Pope Francis himself did not seem particularly worried. He is still riding around in a Ford Focus, still connecting with the people. If he were trying to protect himself from crime families, he would not have spoken out in the first place. In a world full of threats, we cannot defend ourselves and testify to the way of Jesus Christ at the same time.

Something like this is going on with Paul as he writes the opening chapters of 1 Corinthians. “What then is Paul? What is Apollos? Servants through whom you came to believe, as the Lord assigned to each” (3:5). What is the worst that can happen to Paul: that the Corinthians cease to regard him as a leader? That he loses the popularity contest? None of this matters. He and the other leaders are servants. Elsewhere, Paul will say this even more explicitly: “May I never boast of anything except the cross of our Lord Jesus Christ, by which the world has been crucified to me, and I to the world” (Galatians 6:14).

In the opening verses of 1 Corinthians, Paul urges his readers to be united in the same mind. David Fredrickson has written extensively on the Christ hymn of Philippians 2 and the “same mind” Paul exhorts there as “imagination in action.” I am indebted to a conversation with him for this “folding chairs” explanation of the mind of Christ: Imagine working with someone to move one of those large racks of folding chairs that populate church basements and school gymnasiums. It takes a theory (“I think this will work if you’re on one side and I’m on the other”).

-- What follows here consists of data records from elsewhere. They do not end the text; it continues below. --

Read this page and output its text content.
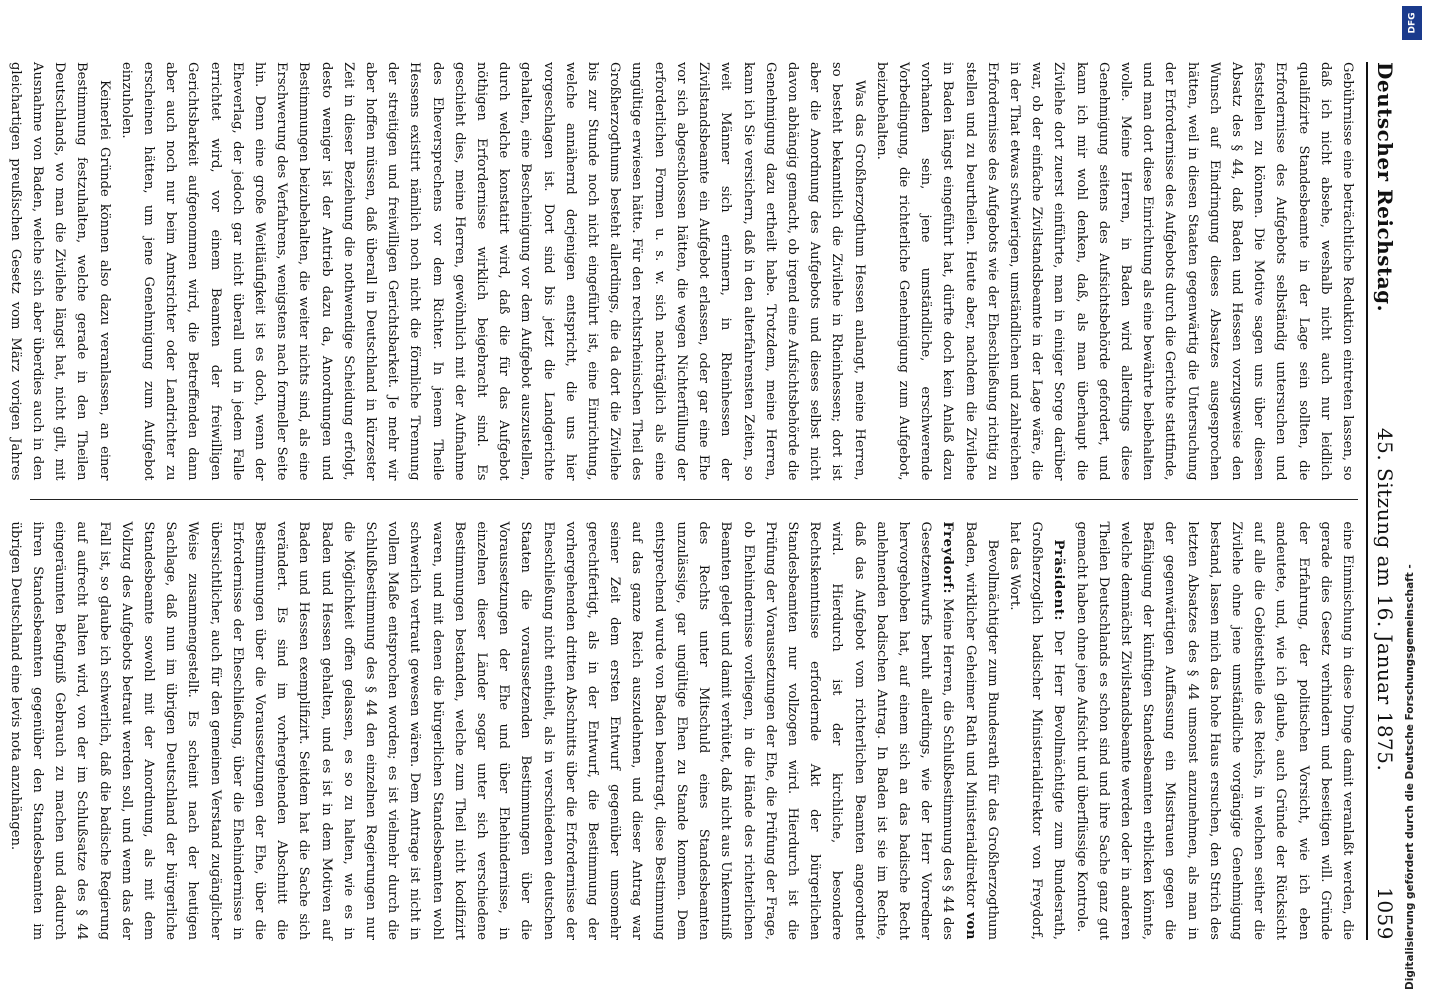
Deutscher Reichstag.
45. Sitzung am 16. Januar 1875.
1059

Gebührnisse eine beträchtliche Reduktion eintreten lassen, so daß ich nicht absehe, weshalb nicht auch nur leidlich qualifizirte Standesbeamte in der Lage sein sollten, die Erfordernisse des Aufgebots selbständig untersuchen und feststellen zu können. Die Motive sagen uns über diesen Absatz des § 44, daß Baden und Hessen vorzugsweise den Wunsch auf Eindringung dieses Absatzes ausgesprochen hätten, weil in diesen Staaten gegenwärtig die Untersuchung der Erfordernisse des Aufgebots durch die Gerichte stattfinde, und man dort diese Einrichtung als eine bewährte beibehalten wolle. Meine Herren, in Baden wird allerdings diese Genehmigung seitens des Aufsichtsbehörde gefordert, und kann ich mir wohl denken, daß, als man überhaupt die Zivilehe dort zuerst einführte, man in einiger Sorge darüber war, ob der einfache Zivilstandsbeamte in der Lage wäre, die in der That etwas schwierigen, umständlichen und zahlreichen Erfordernisse des Aufgebots wie der Eheschließung richtig zu stellen und zu beurtheilen. Heute aber, nachdem die Zivilehe in Baden längst eingeführt hat, dürfte doch kein Anlaß dazu vorhanden sein, jene umständliche, erschwerende Vorbedingung, die richterliche Genehmigung zum Aufgebot, beizubehalten.

Was das Großherzogthum Hessen anlangt, meine Herren, so besteht bekanntlich die Zivilehe in Rheinhessen; dort ist aber die Anordnung des Aufgebots und dieses selbst nicht davon abhängig gemacht, ob irgend eine Aufsichtsbehörde die Genehmigung dazu ertheilt habe. Trotzdem, meine Herren, kann ich Sie versichern, daß in den alterfahrensten Zeiten, so weit Männer sich erinnern, in Rheinhessen der Zivilstandsbeamte ein Aufgebot erlassen, oder gar eine Ehe vor sich abgeschlossen hätten, die wegen Nichterfüllung der erforderlichen Formen u. s. w. sich nachträglich als eine ungültige erwiesen hätte. Für den rechtsrheinischen Theil des Großherzogthums besteht allerdings, die da dort die Zivilehe bis zur Stunde noch nicht eingeführt ist, eine Einrichtung, welche annähernd derjenigen entspricht, die uns hier vorgeschlagen ist. Dort sind bis jetzt die Landgerichte gehalten, eine Bescheinigung vor dem Aufgebot auszustellen, durch welche konstatirt wird, daß die für das Aufgebot nöthigen Erfordernisse wirklich beigebracht sind. Es geschieht dies, meine Herren, gewöhnlich mit der Aufnahme des Eheversprechens vor dem Richter. In jenem Theile Hessens existirt nämlich noch nicht die förmliche Trennung der streitigen und freiwilligen Gerichtsbarkeit. Je mehr wir aber hoffen müssen, daß überall in Deutschland in kürzester Zeit in dieser Beziehung die nothwendige Scheidung erfolgt, desto weniger ist der Antrieb dazu da, Anordnungen und Bestimmungen beizubehalten, die weiter nichts sind, als eine Erschwerung des Verfahrens, wenigstens nach formeller Seite hin. Denn eine große Weitläufigkeit ist es doch, wenn der Eheverlag, der jedoch gar nicht überall und in jedem Falle errichtet wird, vor einem Beamten der freiwilligen Gerichtsbarkeit aufgenommen wird, die Betreffenden dann aber auch noch nur beim Amtsrichter oder Landrichter zu erscheinen hätten, um jene Genehmigung zum Aufgebot einzuholen.

Keinerlei Gründe können also dazu veranlassen, an einer Bestimmung festzuhalten, welche gerade in den Theilen Deutschlands, wo man die Zivilehe längst hat, nicht gilt, mit Ausnahme von Baden, welche sich aber überdies auch in den gleichartigen preußischen Gesetz vom März vorigen Jahres

eine Einmischung in diese Dinge damit veranlaßt werden, die gerade dies Gesetz verhindern und beseitigen will. Gründe der Erfahrung, der politischen Vorsicht, wie ich eben andeutete, und, wie ich glaube, auch Gründe der Rücksicht auf alle die Gebietstheile des Reichs, in welchen seither die Zivilehe ohne jene umständliche vorgängige Genehmigung bestand, lassen mich das hohe Haus ersuchen, den Strich des letzten Absatzes des § 44 umsonst anzunehmen, als man in der gegenwärtigen Auffassung ein Misstrauen gegen die Befähigung der künftigen Standesbeamten erblicken könnte, welche demnächst Zivilstandsbeamte werden oder in anderen Theilen Deutschlands es schon sind und ihre Sache ganz gut gemacht haben ohne jene Aufsicht und überflüssige Kontrole.

Präsident: Der Herr Bevollmächtigte zum Bundesrath, Großherzoglich badischer Ministerialdirektor von Freydorf, hat das Wort.

Bevollmächtigter zum Bundesrath für das Großherzogthum Baden, wirklicher Geheimer Rath und Ministerialdirektor von Freydorf: Meine Herren, die Schlußbestimmung des § 44 des Gesetzentwurfs beruht allerdings, wie der Herr Vorredner hervorgehoben hat, auf einem sich an das badische Recht anlehnenden badischen Antrag. In Baden ist sie im Rechte, daß das Aufgebot vom richterlichen Beamten angeordnet wird. Hierdurch ist der kirchliche, besondere Rechtskenntnisse erfordernde Akt der bürgerlichen Standesbeamten nur vollzogen wird. Hierdurch ist die Prüfung der Voraussetzungen der Ehe, die Prüfung der Frage, ob Ehehindernisse vorliegen, in die Hände des richterlichen Beamten gelegt und damit verhütet, daß nicht aus Unkenntniß des Rechts unter Mitschuld eines Standesbeamten unzulässige, gar ungültige Ehen zu Stande kommen. Dem entsprechend wurde von Baden beantragt, diese Bestimmung auf das ganze Reich auszudehnen, und dieser Antrag war seiner Zeit dem ersten Entwurf gegenüber umsomehr gerechtfertigt, als in der Entwurf, die Bestimmung der vorhergehenden dritten Abschnitts über die Erfordernisse der Eheschließung nicht enthielt, als in verschiedenen deutschen Staaten die voraussetzenden Bestimmungen über die Voraussetzungen der Ehe und über Ehehindernisse, in einzelnen dieser Länder sogar unter sich verschiedene Bestimmungen bestanden, welche zum Theil nicht kodifizirt waren, und mit denen die bürgerlichen Standesbeamten wohl schwerlich vertraut gewesen wären. Dem Antrage ist nicht in vollem Maße entsprochen worden; es ist vielmehr durch die Schlußbestimmung des § 44 den einzelnen Regierungen nur die Möglichkeit offen gelassen, es so zu halten, wie es in Baden und Hessen gehalten, und es ist in dem Motiven auf Baden und Hessen exemplifizirt. Seitdem hat die Sache sich verändert. Es sind im vorhergehenden Abschnitt die Bestimmungen über die Voraussetzungen der Ehe, über die Erfordernisse der Eheschließung, über die Ehehindernisse in übersichtlicher, auch für den gemeinen Verstand zugänglicher Weise zusammengestellt. Es scheint nach der heutigen Sachlage, daß nun im übrigen Deutschland der bürgerliche Standesbeamte sowohl mit der Anordnung, als mit dem Vollzug des Aufgebots betraut werden soll, und wenn das der Fall ist, so glaube ich schwerlich, daß die badische Regierung auf aufrecht halten wird, von der im Schlußsatze des § 44 eingeräumten Befugniß Gebrauch zu machen und dadurch ihren Standesbeamten gegenüber den Standesbeamten im übrigen Deutschland eine levis nota anzuhängen.

DFG
Digitalisierung gefördert durch die Deutsche Forschungsgemeinschaft -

You have to share at least elements of a vision, to be of “one mind” on the nature of the task and its execution. Even so, as vital as it is, shared imagination does not move the chairs. Action — walking, pushing, pulling, steadying — is required, too, as are mid-course communication and correction. The whole thing is common work in which people with different functions share, if only for a few moments, the same mind.

The actions of those with the mind of Christ will be characterized by self-giving love. The leaders will act as servants (3:5). The strong will refrain from exercising their freedom at the expense of the weak (cf. 1 Corinthians 8-10). Love will prove greater than prophecy, tongues, and knowledge (13:8). To have the mind of Christ is to be able to imagine the new creation and participate in it before it has come into focus for others. And as God’s Spirit calls and equips the church for that imagining and participating, the new creation actually comes into focus for the world.